How the data is stored and archived
Operate imports data from Zeebe and stores it in Elasticsearch indices with defined prefix (default:
- deployed processes, including the diagrams
- the state of process instances, including variables, flow nodes, that were activated within instance execution, incidents etc.
It additionally stores some Operate specific data:
- operations performed by the user
- list of users
- technical data, like the state of Zeebe import etc.
The data that represents process instance state becomes immutable after process instance is finished. At this moment the data may be archived, meaning that
it will be moved to a dated index, e.g.
operate_variables_2020-01-01, where date represents the date on which given process instance was finished.
The same is valid for user operations: after they are finished the related data is moved to dated indices.
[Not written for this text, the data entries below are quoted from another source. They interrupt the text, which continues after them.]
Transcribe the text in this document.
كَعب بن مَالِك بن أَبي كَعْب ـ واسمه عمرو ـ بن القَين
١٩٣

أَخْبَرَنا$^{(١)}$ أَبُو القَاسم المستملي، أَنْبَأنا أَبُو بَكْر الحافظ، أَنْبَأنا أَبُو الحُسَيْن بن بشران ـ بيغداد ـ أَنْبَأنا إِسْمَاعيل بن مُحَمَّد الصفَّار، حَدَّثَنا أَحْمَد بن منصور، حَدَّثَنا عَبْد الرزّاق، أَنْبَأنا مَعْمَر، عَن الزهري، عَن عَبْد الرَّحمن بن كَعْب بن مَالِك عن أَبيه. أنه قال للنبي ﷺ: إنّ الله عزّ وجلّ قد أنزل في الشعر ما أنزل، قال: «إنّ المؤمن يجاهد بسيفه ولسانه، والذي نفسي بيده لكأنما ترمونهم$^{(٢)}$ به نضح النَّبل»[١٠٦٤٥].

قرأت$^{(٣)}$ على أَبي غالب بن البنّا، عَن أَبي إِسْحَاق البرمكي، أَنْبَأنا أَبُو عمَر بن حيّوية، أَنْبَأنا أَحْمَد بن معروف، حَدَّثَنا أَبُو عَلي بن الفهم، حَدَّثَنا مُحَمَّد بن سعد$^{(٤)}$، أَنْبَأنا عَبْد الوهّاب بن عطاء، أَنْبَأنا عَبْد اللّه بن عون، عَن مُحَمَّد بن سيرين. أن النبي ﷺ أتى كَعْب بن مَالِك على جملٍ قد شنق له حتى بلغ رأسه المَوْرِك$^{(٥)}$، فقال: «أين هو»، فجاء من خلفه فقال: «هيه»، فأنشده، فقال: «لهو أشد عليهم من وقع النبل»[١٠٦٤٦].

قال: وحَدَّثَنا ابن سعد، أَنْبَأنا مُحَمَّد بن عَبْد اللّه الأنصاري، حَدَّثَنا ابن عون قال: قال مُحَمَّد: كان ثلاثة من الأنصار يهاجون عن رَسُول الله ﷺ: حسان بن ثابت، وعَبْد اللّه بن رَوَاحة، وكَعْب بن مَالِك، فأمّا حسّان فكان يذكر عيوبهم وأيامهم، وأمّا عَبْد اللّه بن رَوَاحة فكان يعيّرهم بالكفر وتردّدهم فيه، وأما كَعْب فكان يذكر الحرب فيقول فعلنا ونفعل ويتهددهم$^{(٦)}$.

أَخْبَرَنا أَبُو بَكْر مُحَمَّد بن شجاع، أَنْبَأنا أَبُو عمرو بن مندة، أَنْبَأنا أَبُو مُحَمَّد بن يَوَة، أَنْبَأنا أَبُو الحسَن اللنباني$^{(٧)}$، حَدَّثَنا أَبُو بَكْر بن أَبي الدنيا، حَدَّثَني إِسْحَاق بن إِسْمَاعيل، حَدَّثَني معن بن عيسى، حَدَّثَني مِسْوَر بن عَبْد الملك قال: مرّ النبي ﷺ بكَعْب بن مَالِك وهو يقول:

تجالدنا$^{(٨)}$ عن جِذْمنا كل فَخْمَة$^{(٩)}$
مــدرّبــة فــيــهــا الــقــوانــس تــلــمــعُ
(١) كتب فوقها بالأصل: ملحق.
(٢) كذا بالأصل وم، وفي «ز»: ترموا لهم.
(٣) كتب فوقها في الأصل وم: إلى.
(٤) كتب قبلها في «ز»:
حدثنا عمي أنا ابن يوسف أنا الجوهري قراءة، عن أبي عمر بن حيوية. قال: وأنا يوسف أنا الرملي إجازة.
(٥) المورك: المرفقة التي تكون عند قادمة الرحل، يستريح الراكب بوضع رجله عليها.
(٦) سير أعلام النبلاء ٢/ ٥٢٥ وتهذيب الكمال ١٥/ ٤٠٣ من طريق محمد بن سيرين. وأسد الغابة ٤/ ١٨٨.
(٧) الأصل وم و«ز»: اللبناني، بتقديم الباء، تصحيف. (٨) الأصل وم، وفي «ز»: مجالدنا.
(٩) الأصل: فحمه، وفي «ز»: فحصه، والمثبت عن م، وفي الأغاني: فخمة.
Note: All Operate data present in Elasticsearch (from both "main" and dated indices) will be visible from the UI.
In case of intensive Zeebe usage the amount of data can grow significantly with the time, therefore you should think about the data cleanup strategy. Dated indices may be safely removed from Elasticsearch. "Safely" means here, that only finished process instances will be deleted together with all related data, and the rest or the data will stay consistent. You can use Elasticsearch Curator or other tools/scripts to delete old data.
Attention: Only indices that contain dates in their suffix may be deleted.